Now there are those who will make the case that a straight soldier, we'll call him George, doesn't need the distraction of knowing the guy next to him in the foxhole, we'll call him John, is gay. This is talking cross-eyed-badger-spit. If the two of them are in a foxhole they probably have more pressing issues than who's gay and who isn't. This line of reasoning is also highly insulting to both of our hypothetical soldiers. First you are implying that, just because John is gay that he's naturally a sexual predator and will jump George as soon as his back is turned. Homosexuals are no more predatory than anyone else. Just look at the thousands of sexual assaults carried out by straight soldiers every year. Predators are predators and the person's sexual orientation is hardly a factor. Secondly, you insult George by saying that he's such a bad soldier that he's more worried about his buddy's sexual habits than doing his job. Third, the increasing ratio of women in all branches of the military invalidates sexual tension as a uniquely homosexual issue.

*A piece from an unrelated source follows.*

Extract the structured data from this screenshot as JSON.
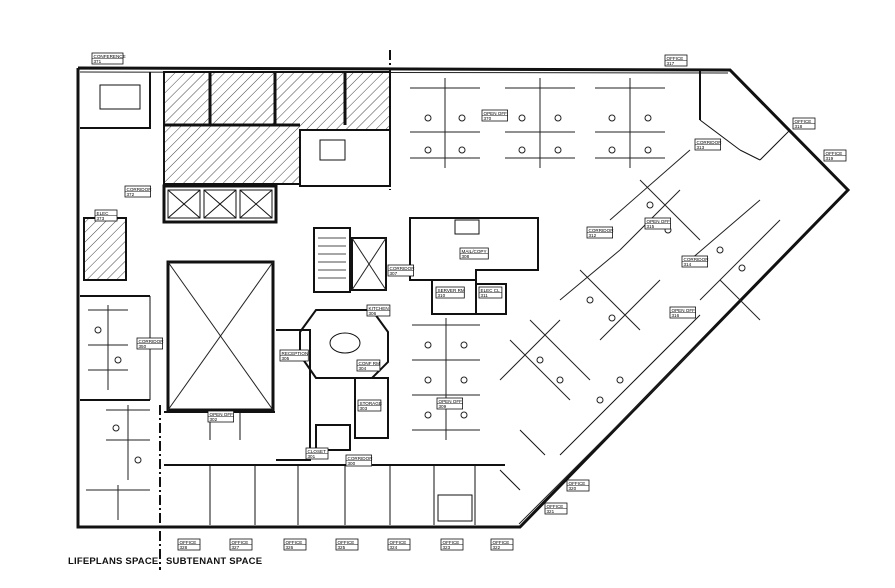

Let me come clean on myself. I am NOT gay. I served over 8 years in the US Air Force as a 'Boom Operator' on KC-135 tankers performing inflight refueling. I was assigned to two squadrons during my tenure and deployed for the first Gulf War and numerous operations around the world during the first half of the 1990's. At no time did I worry that someone on my aircrew was gay. When bunking down in the compound outside King Khalid International airport during the first Gulf War, the thought that there might be gay service members among the thousand or so other soldiers and airmen stationed there never crossed the transom of my mind. Why? Because it wasn't important.

Here's one more thing to think about if you're still not convinced. There have been homosexuals in America's military since before there was a US of A and they have served honorably alongside their straight comrades in every battle America has ever fought. They undoubtedly crossed the Delaware with Washington to attack Trenton. They died in the snow of Valley Forge and on the fields of Yorktown. They fought and died on both sides at Bull Run, Shiloh, Vicksburg, Gettysburg, Atlanta and Cold Harbor. They followed Teddy up San Juan Hill with his 'Rough Riders'. They fought through the slaughter of Belleau Wood on the Western Front. They were entombed forever when the Arizona rolled over. They were shot down over the Solomons. They died on the beaches of Normandy and in the air over the oil fields of Ploesti. They shivered through the Korean winter with their comrades at the Chosin Reservoir and sweated with them through the siege of Ka San. I for one think these men and women have more than earned the right to be treated like any other American citizen!